— Боже, — произносит, прежде чем скрыться в коридоре.
Сводная сестра отсутствует не больше минуты. Приходит, держа мать под руку. Мне кажется, что Галя испугалась даже больше, чем я. Мелко дрожит и плачет при этом.
— Какого… какого чёрта?! – взвизгивает мама, заметив на полу тарелки.
Я молчу. Жду, что скажет Роман Геннадьевич. Не знаю, как описать словами весь тот кошмар, который случился со мной за последние минуты. И эти минуты казались мне пыткой. Самой настоящей и жестокой пыткой.
— У мужа своего спроси, — предлагаю матери. – Какого чёрта он полез ко мне?
Родительница обмирает. Безвольно опускает руки вдоль туловища, едва заметно качает головой. Цвет лица становится бледным и будто неживым.
— Рома…
— Она врёт. Нагло и безбожно врёт, — цедит отчим. – Вертела своими бёдрами, заигрывала. Когда я спокойно попросил её вымыть посуду – воткнула мне в руку вилку!
Я захлебываюсь от негодования. Жалею, что в качестве оружия для самообороны не использовала нож. Обошлось бы не парой капель крови, которые сейчас пачкают плитку, а целой рекой.
— Ты жалкий ничтожный ублюдок, — проговариваю раздраженно. – Лучше расскажи матери, где гуляли твои руки! Расскажи, как ты всю меня облапал! Грудь, живот! Кто расстегнул пуговицу на моих джинсах? Вилка — это цветочки.
— Господи, Соня! Уймись! – неожиданно вздыхает мать, прижимая пальцы к вискам. – Да что такое, а? Хорошо же сидели… Как настоящая семья… Зачем было устраивать весь этот спектакль?
Я ошарашенно открываю рот, перевожу взгляд на Романа Геннадьевича. Он заметно выдыхает, понимая к чему всё идёт.
— Он трогал меня, клянусь… — шепчу едва слышно. – Зажимал рот ладонью, чтобы не кричала. Говорил, что не хочет тебя разбудить.
— Даже если всё так как ты говоришь… Не надо было браться за эту посуду. Ушла бы к себе в комнату спать, как и все в этом доме. Возможно, Рома перебрал с алкоголем, перепутал тебя со мной. Для чего было вилять бёдрами в своих обтягивающих джинсах?
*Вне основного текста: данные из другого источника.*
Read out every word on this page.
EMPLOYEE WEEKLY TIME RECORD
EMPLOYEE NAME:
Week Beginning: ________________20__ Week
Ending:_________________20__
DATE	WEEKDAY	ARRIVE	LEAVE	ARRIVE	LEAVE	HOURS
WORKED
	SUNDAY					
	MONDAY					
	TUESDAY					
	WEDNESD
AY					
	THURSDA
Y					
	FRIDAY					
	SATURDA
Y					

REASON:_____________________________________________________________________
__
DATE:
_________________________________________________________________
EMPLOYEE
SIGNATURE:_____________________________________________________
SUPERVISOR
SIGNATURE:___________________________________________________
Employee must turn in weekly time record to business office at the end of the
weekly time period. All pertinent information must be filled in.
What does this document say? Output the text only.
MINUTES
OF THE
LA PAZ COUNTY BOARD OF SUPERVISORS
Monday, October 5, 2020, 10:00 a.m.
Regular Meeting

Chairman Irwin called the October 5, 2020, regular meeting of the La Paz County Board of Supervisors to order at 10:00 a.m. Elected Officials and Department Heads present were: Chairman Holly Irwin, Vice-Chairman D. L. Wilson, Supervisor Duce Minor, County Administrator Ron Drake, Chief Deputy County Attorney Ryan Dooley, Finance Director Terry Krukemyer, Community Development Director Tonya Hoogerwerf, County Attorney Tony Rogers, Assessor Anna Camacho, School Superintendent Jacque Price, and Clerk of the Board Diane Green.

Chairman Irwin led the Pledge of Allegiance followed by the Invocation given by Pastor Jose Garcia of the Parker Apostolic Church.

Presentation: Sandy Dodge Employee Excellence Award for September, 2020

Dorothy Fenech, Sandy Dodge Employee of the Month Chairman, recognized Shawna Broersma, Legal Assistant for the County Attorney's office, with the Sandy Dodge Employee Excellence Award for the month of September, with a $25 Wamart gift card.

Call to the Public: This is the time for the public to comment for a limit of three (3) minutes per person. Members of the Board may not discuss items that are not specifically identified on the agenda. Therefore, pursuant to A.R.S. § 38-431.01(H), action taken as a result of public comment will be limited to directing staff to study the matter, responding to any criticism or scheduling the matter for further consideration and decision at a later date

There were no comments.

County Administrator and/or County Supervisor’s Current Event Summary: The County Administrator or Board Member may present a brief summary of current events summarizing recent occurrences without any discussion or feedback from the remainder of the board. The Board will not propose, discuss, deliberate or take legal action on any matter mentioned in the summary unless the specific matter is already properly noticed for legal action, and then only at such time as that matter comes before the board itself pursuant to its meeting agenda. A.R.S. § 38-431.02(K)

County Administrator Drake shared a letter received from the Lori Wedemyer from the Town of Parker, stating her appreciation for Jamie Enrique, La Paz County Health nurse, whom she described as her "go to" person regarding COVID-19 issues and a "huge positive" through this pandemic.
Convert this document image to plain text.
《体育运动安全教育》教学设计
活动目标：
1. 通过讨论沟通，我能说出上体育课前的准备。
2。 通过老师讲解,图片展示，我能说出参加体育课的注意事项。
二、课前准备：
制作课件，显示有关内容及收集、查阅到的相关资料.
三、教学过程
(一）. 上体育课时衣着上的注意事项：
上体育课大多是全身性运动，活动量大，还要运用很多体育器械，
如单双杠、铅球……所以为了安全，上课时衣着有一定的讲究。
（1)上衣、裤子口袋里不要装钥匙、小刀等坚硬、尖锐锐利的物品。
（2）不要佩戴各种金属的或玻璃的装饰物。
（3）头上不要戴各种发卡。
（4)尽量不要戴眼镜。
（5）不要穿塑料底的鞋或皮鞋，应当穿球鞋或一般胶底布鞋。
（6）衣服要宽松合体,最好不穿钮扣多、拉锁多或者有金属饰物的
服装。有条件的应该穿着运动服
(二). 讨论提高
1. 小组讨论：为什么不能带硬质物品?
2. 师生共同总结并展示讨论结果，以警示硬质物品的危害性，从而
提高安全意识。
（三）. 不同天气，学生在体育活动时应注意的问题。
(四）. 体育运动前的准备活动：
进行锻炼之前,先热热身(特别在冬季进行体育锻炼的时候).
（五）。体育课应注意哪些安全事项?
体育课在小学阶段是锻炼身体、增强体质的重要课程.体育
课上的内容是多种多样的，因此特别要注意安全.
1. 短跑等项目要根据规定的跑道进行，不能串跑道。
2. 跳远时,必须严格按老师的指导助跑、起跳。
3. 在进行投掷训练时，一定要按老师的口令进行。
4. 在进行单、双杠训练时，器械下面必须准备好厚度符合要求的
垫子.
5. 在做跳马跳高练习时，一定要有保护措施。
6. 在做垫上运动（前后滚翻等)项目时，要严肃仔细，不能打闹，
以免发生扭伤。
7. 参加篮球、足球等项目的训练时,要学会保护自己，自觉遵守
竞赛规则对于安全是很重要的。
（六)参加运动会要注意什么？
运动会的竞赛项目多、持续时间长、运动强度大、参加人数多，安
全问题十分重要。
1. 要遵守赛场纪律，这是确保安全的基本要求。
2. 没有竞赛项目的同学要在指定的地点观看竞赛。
— Это не в первый раз он ко мне пристаёт, — отвечаю, глядя на мать исподлобья. – Всё время, что я жила в этом доме боялась даже из комнаты выходить. Надевала закрытую одежду, старалась лишний раз не высовываться, лишь бы не провоцировать Романа Геннадьевича на подобные действия. Сегодня я приехала в широкой футболке и джинсах. Прости, более закрытой одежды с собой у меня не было.
Галя продолжает стоять и молча плакать, прижимаясь к моей матери. Ей больно, она хочет найти утешение. И я тоже хочу. Но в этот раз справедливость не на моей стороне.
— Я пришла вымыть посуду, чтобы утром тебе было меньше работы, — продолжаю, ощущая как к глазам подбираются слёзы. — Потому что ты устала, мам. Потому что готовила на толпу гостей, убиралась. Потому что в перерывах наверняка кормила живность и работала. Не для того, чтобы повертеть задницей перед этим никчёмным уродом…
Я грустно усмехаюсь.
— В общем, это твоя жизнь, мам, — жму плечами. – Нравится жить так – живи. Но я к вам в гости больше ни ногой. Спасибо за радушие, я сыта по горло.
Осторожно ступая по полу, чтобы не поранить ноги, пробираюсь на выход. Сердце сжимается, по щекам катятся слёзы. Я не хотела плакать, клянусь, но они душили изнутри и терпеть было выше моих сил.
Надев кроссовки, я слышу, как горько всхлипывает Галя. Открываю дверной замок, выскакиваю на улицу. Я готова уйти куда угодно. В апокалипсис, в ураган и ливень. Лишь бы больше не оставаться в этом доме.
Я ускоряю шаг и перехожу на бег. Здесь одна дорога и, если Яр будет ехать, то именно по ней. Мы не разминемся.
Заметив автобусную остановку, прячусь под накрытие. Одежда мокрая насквозь, но мне всё равно. Обняв себя руками за плечи, вспоминаю Булку. Свою маленькую и ласковую дочь. Любимую. Всей душой. И мне так тепло становится.